When I started this blog, I started it with the goal of running a “talk-shop” blog. I was going to talk about books, writing, writers, and publishing, all as I pursued my dreams of becoming an author. I wanted to meet other writers, make connections, make life-long friends that I could Skype with over hot coffee and talk about our craft. I just wanted to write about writing.
The longer I write and post, the more I realize that I really needed this to write about myself. I have been suffering with something I’m finally ready to admit is a problem: binge-eating. I binge. Sometimes it doesn’t feel like it’s ever going to end. Other days, I feel like I can stop. Food is my enemy, at least that is how I used to think. I am my enemy. Part of it is from stress, part of it is from loneliness… and for some reason, the only way I know how to cope is to eat.
I don’t want pity. Believe me, I’m going to be okay.

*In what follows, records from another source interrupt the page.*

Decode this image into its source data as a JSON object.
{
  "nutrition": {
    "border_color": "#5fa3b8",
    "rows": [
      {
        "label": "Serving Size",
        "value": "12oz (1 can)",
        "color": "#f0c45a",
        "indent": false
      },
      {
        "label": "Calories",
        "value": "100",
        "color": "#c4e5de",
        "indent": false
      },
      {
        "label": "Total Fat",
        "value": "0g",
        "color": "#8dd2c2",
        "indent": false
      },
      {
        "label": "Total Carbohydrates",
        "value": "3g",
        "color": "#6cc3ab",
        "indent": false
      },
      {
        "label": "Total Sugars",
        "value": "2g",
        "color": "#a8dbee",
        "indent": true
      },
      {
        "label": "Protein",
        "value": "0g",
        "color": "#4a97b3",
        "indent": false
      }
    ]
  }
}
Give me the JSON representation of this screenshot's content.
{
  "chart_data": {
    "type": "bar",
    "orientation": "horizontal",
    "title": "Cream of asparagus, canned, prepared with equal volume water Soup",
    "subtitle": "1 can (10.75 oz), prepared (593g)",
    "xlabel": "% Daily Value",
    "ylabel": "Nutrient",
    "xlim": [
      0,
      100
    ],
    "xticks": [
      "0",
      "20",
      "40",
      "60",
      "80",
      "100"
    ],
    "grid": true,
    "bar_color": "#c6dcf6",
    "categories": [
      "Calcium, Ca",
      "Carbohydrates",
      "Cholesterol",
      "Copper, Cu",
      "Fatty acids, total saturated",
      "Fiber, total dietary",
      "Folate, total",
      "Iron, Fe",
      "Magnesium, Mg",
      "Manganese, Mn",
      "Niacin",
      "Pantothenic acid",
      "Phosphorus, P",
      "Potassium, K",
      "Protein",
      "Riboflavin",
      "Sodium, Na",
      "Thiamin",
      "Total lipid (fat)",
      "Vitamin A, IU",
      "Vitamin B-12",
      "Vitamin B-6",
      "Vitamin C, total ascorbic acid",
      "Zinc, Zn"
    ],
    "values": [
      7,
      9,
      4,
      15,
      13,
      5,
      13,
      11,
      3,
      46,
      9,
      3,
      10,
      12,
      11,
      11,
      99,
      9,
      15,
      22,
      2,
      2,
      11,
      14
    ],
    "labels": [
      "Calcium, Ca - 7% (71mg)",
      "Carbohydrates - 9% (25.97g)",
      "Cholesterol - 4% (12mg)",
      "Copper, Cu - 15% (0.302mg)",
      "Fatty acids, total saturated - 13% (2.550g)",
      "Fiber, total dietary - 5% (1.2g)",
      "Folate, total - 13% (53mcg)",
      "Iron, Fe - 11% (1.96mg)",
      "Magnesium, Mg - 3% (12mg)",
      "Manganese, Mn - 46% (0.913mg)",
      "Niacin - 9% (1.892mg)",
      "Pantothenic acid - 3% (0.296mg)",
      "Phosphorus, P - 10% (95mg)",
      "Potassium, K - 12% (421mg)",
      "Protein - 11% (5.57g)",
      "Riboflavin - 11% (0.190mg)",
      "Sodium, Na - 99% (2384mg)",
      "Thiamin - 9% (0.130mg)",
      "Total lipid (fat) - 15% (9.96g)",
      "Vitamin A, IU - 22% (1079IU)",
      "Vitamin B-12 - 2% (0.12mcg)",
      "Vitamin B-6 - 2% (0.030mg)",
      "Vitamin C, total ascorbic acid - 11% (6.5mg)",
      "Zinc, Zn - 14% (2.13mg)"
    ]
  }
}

Sugar and fast food seem to be my favorite drug. Occasionally, I will go and get something from McDonald’s. “The dollar menu is so enabling,” I tell myself. It’s another excuse. I stop at the dollar store and pick up a bunch of candy bars and snack cakes. “This is too good of a deal,” I tell myself. Excuse, after excuse… When I get home, I look at my hoard, and I start by making a deal with myself. I will have just one cake and one burger. That will be my dinner and dessert. That’s how it starts, but the moment I take that first bite, it’s over. One box of snack cakes, one bag of $1 hamburgers down, my stomach hurts, my wallet hurts, and despite everything, my heart still hurts.
It feels so good when it’s happening, though.
Once again, I don’t want pity. Think of this as a journal entry you happened upon. One entry in an old, tattered journal you found abandoned on a park bench one day. Out of curiosity, you peek, and here you are. I’m tired of suffering in silence. I want to be better, and I’m going to get better. I promise.